Compared to snowmobiles, dirt bikes:

  • Are easier to handle, especially since they only have one ski;
  • Are easier to ride on side hills;
  • Can access open terrain—more terrain and untouched snow to ride on so you can go off the path and choose your own lines;
  • Allow you to jump off snow piles, and wind in and out of trees;
  • Easily side hill and ride the inside bend of corners on side hills, which is nearly impossible on a snowmobile; and,
  • Can ride straight across almost any angle.

What are the Safety Hazards?

As with all outdoor recreation sports, snow biking has safety hazards. So it’s important to always prepare for the worst-case scenario while riding.

Bring a first aid kit, food, water, extra clothes, and gear to help you get out of sticky situations.

The number one rule for both dirt and snow biking is to always bring a partner. It is not safe to go out in the wilderness on your own. If something were to happen to you, like an injury or getting stuck, your partner is able to help you get out safely and quickly.

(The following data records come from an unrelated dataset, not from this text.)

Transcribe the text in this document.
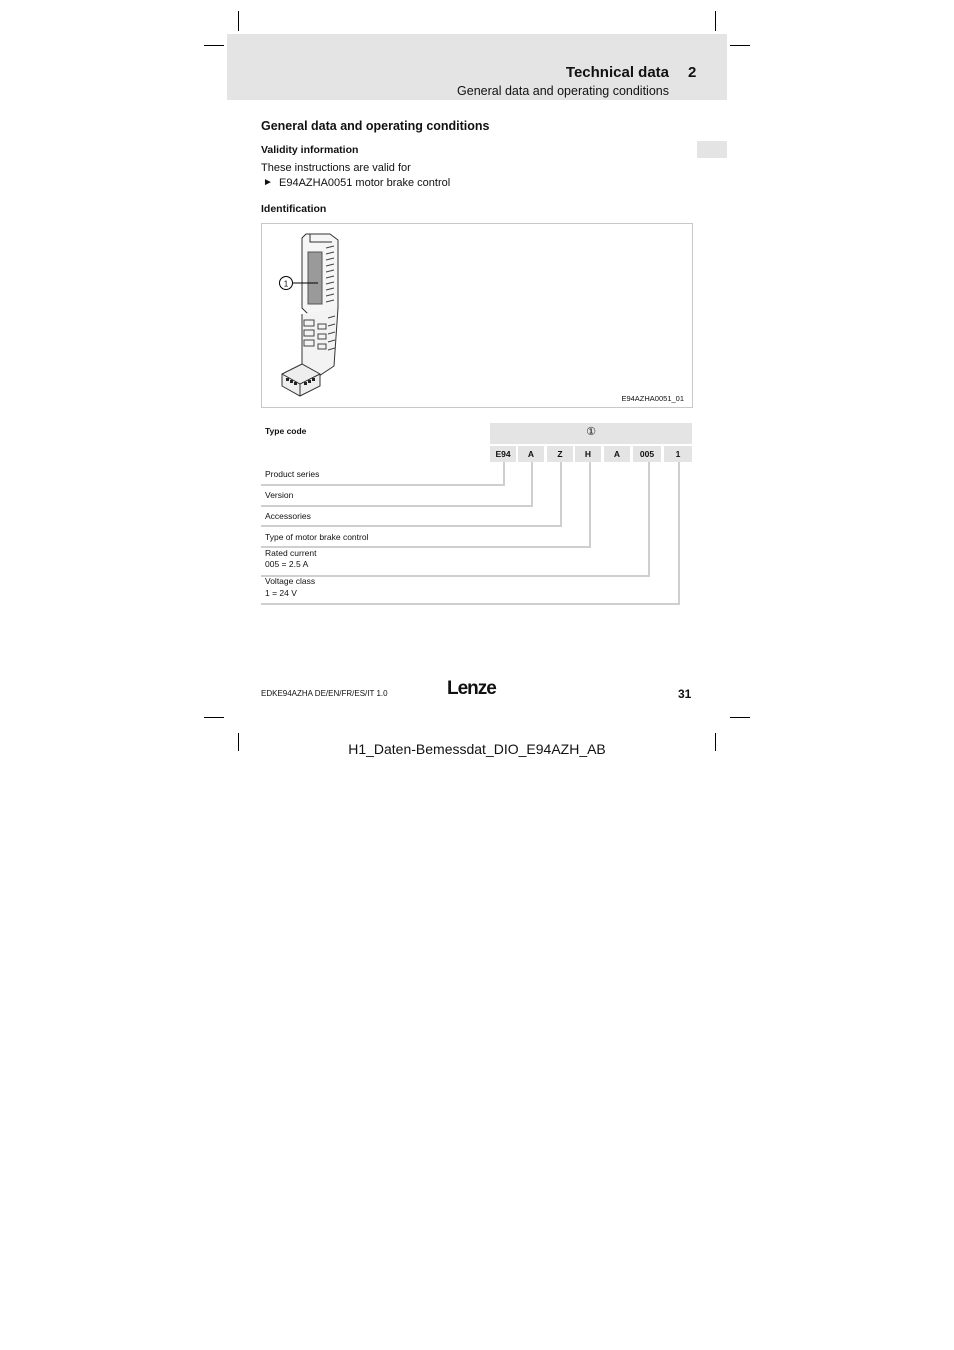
Technical data 2
General data and operating conditions
General data and operating conditions
Validity information
These instructions are valid for
► E94AZHA0051 motor brake control
Identification
1
E94AZHA0051_01
Type code	①
E94	A	Z	H	A	005	1
Product series
Version
Accessories
Type of motor brake control
Rated current
005 = 2.5 A
Voltage class
1 = 24 V
EDKE94AZHA DE/EN/FR/ES/IT 1.0	Lenze	31
H1_Daten-Bemessdat_DIO_E94AZH_AB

During hunting season, it is not safe to ride in areas where hunting occurs. Confirm the hunting zones in your area before hitting the trails.


The cold of winter poses a greater threat to riders. If you don’t layer up and wear appropriate winter riding gear, you will put yourself at risk of frostbite and hypothermia, especially if you are outside for too long.


Depending on where you plan to snow bike, consider getting avalanche training and gear to help keep you safe in the event of an avalanche.

With a dirt-to-snow bike conversion system, you’ll never have to wait for bike season to start again. You can go dirt biking in Ontario all year-long by trying the exciting winter sport of snow biking.